Easy Summer Recipe: Lemon-Mint Chicken Cutlet With Watercress

Getting tired of the same summer recipes? You’re not alone. After all, summer is a time when cooking can feel particularly like a chore — it’s too hot to be over a stove, you’d rather be outside and ordering out or making the same quick meal is the stress-free option.
While we understand the struggle, we’re here to reassure you that your summer lunches and dinners don’t have to be overcomplicated or redundant to satisfy you. Don’t believe us? Try our founder Dr. Nicholas Perricone’s Lemon-Mint Chicken Cutlets on Watercress to see for yourself.
The Benefits Behind the Recipe
While the light and flavorful lemon-mint chicken is the star of this easy summer meal, the bed of superfood watercress should not be overlooked — it really brings it all together. Plus, as we’ve shared in our other watercress-rich recipes, Dr. Perricone, is a huge proponent of this superfood. Low in calories, it’s an unsung vegetable that provides an excellent source of key nutrients (vitamins A, C and E, folate, calcium and iron) that assist in overall health, including skin, bone, immune, heart, vision and gut health.
Toss Dr. Perricone’s lean protein of choice, chicken, in his go-to lemon-mint dressing and it’s an summer meal you’ll quickly add to your rotation. Bonus: it’s both healthy and refreshingly satisfying.
- 1 ¼ pounds thinly sliced skinless, boneless free-range chicken breasts
- 1 ½ tablespoons grated lemon zest (from 2 lemons)

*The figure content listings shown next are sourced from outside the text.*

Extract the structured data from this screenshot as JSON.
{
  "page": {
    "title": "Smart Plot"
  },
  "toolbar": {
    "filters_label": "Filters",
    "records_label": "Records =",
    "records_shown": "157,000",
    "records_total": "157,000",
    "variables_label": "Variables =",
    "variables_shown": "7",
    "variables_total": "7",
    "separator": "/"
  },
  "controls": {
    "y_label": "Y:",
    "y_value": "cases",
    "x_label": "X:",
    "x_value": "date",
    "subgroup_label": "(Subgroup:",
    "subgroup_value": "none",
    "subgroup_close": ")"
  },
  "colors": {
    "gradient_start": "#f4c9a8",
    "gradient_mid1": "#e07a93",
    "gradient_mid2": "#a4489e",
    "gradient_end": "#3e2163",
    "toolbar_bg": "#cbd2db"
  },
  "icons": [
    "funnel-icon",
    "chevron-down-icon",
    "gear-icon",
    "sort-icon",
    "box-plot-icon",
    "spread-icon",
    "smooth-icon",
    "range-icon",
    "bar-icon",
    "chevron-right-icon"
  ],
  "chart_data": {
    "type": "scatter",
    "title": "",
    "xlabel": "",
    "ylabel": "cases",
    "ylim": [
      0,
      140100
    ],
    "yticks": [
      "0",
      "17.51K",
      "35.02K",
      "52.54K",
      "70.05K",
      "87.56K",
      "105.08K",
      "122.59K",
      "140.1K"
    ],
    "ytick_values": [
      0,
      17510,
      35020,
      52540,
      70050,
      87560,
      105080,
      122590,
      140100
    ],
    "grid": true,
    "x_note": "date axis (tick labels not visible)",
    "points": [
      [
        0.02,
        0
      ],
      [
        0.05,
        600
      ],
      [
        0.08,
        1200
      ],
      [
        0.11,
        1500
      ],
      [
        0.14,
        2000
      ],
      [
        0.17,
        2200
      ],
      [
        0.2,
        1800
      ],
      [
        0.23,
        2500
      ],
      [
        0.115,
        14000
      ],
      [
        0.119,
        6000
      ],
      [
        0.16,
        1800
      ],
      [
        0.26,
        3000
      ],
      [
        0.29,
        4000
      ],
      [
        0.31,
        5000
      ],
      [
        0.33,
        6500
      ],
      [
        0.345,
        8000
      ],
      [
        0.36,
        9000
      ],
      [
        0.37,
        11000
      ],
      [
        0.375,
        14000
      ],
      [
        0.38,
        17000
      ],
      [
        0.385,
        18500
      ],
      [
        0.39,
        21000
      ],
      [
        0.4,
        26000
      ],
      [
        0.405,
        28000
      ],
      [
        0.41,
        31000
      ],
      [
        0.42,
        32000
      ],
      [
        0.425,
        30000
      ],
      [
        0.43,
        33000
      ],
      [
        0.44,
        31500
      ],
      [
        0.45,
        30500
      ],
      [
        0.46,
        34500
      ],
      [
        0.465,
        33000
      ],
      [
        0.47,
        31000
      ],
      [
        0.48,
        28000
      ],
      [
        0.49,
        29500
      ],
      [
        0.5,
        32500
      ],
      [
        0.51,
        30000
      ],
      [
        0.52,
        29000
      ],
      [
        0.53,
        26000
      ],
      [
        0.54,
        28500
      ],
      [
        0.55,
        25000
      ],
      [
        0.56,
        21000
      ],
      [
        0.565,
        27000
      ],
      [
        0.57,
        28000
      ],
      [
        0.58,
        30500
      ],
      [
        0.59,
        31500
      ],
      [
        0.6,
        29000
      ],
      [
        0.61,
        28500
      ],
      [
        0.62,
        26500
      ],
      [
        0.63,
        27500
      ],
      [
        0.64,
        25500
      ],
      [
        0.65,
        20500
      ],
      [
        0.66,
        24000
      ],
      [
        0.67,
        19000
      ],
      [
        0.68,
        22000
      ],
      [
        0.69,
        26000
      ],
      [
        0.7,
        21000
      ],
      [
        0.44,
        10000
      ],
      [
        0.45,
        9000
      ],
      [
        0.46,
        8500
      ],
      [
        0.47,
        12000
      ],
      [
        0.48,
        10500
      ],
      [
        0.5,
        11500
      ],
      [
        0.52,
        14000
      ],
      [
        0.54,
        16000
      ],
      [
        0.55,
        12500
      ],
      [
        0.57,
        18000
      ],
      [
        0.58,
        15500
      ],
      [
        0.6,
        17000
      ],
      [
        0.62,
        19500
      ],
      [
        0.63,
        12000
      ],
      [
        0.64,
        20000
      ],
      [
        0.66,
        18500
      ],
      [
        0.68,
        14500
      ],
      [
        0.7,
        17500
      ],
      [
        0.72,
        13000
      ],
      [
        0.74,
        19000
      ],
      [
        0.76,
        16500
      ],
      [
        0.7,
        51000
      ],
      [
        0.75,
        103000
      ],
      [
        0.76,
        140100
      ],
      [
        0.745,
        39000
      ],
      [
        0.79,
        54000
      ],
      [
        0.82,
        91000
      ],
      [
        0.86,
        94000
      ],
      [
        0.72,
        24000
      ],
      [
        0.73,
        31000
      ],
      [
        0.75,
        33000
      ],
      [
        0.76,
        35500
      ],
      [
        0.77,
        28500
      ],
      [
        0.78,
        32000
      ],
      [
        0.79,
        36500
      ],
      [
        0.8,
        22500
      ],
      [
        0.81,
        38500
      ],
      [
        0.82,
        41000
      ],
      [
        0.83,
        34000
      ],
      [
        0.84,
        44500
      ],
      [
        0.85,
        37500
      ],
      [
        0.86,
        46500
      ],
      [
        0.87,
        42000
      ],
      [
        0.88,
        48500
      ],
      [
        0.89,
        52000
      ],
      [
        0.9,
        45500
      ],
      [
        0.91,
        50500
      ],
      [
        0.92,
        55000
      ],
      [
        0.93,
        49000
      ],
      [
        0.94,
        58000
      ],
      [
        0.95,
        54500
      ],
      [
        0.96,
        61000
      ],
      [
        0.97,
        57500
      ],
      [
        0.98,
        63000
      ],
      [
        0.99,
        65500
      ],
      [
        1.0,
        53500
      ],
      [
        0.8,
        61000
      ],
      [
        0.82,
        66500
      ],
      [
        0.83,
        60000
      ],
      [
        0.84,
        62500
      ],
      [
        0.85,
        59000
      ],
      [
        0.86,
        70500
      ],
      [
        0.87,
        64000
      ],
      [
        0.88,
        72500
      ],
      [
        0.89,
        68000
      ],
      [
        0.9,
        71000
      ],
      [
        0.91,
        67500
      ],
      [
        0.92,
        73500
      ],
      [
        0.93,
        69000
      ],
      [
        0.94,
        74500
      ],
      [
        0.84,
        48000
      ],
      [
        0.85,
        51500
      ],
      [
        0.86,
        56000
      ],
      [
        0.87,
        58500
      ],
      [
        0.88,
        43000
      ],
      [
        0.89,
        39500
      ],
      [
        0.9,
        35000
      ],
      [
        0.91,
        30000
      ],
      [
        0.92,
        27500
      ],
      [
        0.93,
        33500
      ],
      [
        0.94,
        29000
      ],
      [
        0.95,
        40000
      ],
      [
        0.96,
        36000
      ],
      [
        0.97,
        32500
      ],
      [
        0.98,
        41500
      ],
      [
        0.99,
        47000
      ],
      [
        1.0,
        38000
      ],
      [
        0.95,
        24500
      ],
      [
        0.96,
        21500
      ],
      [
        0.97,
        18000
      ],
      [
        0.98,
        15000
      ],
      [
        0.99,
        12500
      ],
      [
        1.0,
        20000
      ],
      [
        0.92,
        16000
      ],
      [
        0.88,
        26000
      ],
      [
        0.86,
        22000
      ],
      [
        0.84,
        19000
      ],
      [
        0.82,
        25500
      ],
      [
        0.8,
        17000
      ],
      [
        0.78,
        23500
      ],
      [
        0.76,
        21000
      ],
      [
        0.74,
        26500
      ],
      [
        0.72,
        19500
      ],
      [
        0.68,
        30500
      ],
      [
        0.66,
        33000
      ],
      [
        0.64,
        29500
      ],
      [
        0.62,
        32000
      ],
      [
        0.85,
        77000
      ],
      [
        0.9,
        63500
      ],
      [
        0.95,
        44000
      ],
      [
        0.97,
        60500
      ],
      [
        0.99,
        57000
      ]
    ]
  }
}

- 3 tablespoons fresh lemon juice
- 2 tablespoons olive oil
- 2 tablespoons chopped fresh mint, plus extra for garnish
- Salt & coarsely ground black pepper
- 1 bag (4 ounces) watercress, trimmed
- Heat a ridged grill pan over medium-high heat (or prepare an outdoor grill for direct grilling over medium-high heat).
- If necessary, place the chicken between sheets of plastic wrap and pound it to a uniform ¼-inch thickness.
- In a large bowl, whisk the lemon zest, lemon juice, oil, mint, ½ teaspoon salt and ½ teaspoon pepper until the dressing is blended. Reserve ¼ cup of the dressing.
- Toss the chicken cutlets with the remaining dressing. Place the chicken on the grill pan (or outdoor grill) and cook, turning them over once, for 4 to 5 minutes.
- To serve, toss the watercress with the reserved dressing and divide it among 3 or 4 plates. Top with the chicken and garnish with chopped mint.